O Governo deverá aprovar nesta quinta-feira, em Conselho de Ministros, a revisão da lei das insolvências, cumprindo, à recta, uma imposição da troika.

Com as mudanças, os processos deverão ser tratados com maior celeridade e os casos de gestão danosa terão sanções reforçadas, numa altura em que os casos de falência judicial continuam a aumentar. O anteprojecto foi, porém, alvo de muitas críticas.

Fonte oficial do Ministério da Justiça garantiu ao PÚBLICO que a revisão do Código da Insolvência e Recuperação de Empresas (CIRE) "será discutida na próxima reunião de Conselho de Ministros", que acontecerá hoje. Uma vez aprovada pelo Governo, a proposta legislativa "seguirá para a Assembleia da República, onde será apresentada, discutida e votada", acrescentou.

As alterações a esta lei foram impostas pela troika, na sequência do pedido de ajuda externa, face ao entupimento dos tribunais e às queixas de várias entidades do sector. No Memorando de Entendimento assinado em Maio, ficou estabelecido que o Governo teria de rever a legislação em vigor no máximo até Dezembro e de modo a aumentar os casos de recuperação de empresas e a agilizar os processos de insolvência, no máximo, até Dezembro de 2011. Falta agora discutir a necessidade de criar novos tribunais especializados nesta matéria, até Janeiro.

O anteprojecto de lei, enviado pelo Ministério da Justiça para diversas entidades no final de Dezembro, incluía algumas das mudanças que o executivo se tinha proposto a levar a cabo.
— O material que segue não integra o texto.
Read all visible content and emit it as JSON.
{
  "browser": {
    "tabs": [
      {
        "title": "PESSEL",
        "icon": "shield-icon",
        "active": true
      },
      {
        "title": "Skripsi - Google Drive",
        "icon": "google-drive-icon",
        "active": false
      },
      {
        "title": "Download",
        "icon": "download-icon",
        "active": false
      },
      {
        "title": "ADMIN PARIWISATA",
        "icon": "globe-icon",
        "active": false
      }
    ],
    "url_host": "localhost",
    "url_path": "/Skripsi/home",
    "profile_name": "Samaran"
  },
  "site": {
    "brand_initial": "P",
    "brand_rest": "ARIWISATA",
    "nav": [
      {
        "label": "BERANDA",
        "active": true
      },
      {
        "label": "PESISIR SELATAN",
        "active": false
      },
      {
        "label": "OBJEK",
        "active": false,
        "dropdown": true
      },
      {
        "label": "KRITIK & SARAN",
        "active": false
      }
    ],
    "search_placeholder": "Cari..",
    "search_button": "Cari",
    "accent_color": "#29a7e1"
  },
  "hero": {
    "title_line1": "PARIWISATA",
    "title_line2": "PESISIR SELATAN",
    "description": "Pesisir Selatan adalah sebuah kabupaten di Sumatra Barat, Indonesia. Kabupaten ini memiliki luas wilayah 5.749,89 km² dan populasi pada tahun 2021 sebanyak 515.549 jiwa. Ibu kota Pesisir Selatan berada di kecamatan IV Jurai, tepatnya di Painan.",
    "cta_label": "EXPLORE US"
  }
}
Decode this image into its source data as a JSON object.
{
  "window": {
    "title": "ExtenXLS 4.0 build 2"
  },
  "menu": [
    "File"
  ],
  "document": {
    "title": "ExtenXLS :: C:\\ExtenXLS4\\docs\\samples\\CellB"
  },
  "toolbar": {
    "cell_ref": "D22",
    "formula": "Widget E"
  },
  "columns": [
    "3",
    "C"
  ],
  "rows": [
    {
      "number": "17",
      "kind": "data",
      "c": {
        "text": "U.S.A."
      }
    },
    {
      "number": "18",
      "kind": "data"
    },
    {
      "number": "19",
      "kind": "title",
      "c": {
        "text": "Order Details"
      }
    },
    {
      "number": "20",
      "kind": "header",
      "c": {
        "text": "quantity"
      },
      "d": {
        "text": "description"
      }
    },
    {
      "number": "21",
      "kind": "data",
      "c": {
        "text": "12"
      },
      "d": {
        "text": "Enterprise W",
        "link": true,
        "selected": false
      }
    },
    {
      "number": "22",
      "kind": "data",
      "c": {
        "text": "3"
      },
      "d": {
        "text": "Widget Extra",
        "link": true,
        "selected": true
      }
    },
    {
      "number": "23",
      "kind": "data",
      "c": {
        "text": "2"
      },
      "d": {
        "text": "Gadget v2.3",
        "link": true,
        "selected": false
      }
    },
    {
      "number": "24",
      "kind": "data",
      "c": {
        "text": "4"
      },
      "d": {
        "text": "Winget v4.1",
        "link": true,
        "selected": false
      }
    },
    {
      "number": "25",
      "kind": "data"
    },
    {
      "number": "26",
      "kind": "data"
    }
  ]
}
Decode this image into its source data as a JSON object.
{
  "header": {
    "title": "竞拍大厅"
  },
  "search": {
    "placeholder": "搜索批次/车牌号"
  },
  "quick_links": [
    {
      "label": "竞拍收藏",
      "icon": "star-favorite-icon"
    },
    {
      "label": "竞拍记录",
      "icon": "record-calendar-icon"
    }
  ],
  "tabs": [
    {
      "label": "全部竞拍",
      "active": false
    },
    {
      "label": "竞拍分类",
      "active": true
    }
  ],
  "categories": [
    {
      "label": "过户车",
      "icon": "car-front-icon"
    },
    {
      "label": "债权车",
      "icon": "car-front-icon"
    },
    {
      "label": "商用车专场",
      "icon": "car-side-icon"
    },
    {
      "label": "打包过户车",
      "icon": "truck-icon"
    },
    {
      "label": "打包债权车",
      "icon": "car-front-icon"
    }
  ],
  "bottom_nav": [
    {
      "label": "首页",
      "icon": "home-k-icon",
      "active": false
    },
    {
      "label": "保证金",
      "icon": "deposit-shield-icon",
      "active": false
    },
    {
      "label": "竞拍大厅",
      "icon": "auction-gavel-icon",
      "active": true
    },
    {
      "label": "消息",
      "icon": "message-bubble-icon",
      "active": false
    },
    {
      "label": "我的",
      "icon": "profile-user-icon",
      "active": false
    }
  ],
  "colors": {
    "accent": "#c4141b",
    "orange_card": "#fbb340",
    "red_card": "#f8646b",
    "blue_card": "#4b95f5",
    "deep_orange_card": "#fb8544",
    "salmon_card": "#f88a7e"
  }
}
Além da introdução de um novo mecanismo para negociação extrajudicial de dívidas, com vista a um aumento dos casos de viabilização financeira, previa um encurtamento de prazos e eliminava algumas fases dos processos, retirando trabalho aos tribunais.

Uma das principais alterações, com impacto na vida dos credores afectados pelas empresas insolventes, era a maior responsabilização dos gestores que forem considerados culpados pela falência judicial. Nestes casos, passarão a ser considerados inabilitados para administrar património de terceiros e arriscam-se a ser condenados a pagar indemnizações pelos prejuízos causados.

Anteprojecto criticado

O processo de discussão iniciado pelo Ministério da Justiça, que durou até meados deste mês, envolveu um conjunto vasto de entidades: os Conselhos Superiores da Magistratura, o Ministério Público, a Ordem dos Advogados e a Associação Portuguesa dos Administradores Judiciais (APAJ), entre outros. "Foi uma consulta pública que permitiu, de forma efectiva, enriquecer o anteprojecto de revisão do CIRE", referiu a tutela.

Porém, nem todos os contributos foram consensuais. A Associação Sindical dos Juízes Portugueses, por exemplo, considerou que "parte das alterações [efectuadas] nada têm a ver com os objectivos definidos pelo Governo (...) e nem sequer se compreendem face à realidade nacional".

A associação referia-se, por exemplo, ao facto de o novo mecanismo de negociação extrajudicial de dívidas consistir um processo judicial, o que acaba por não cumprir o objectivo de libertar os tribunais.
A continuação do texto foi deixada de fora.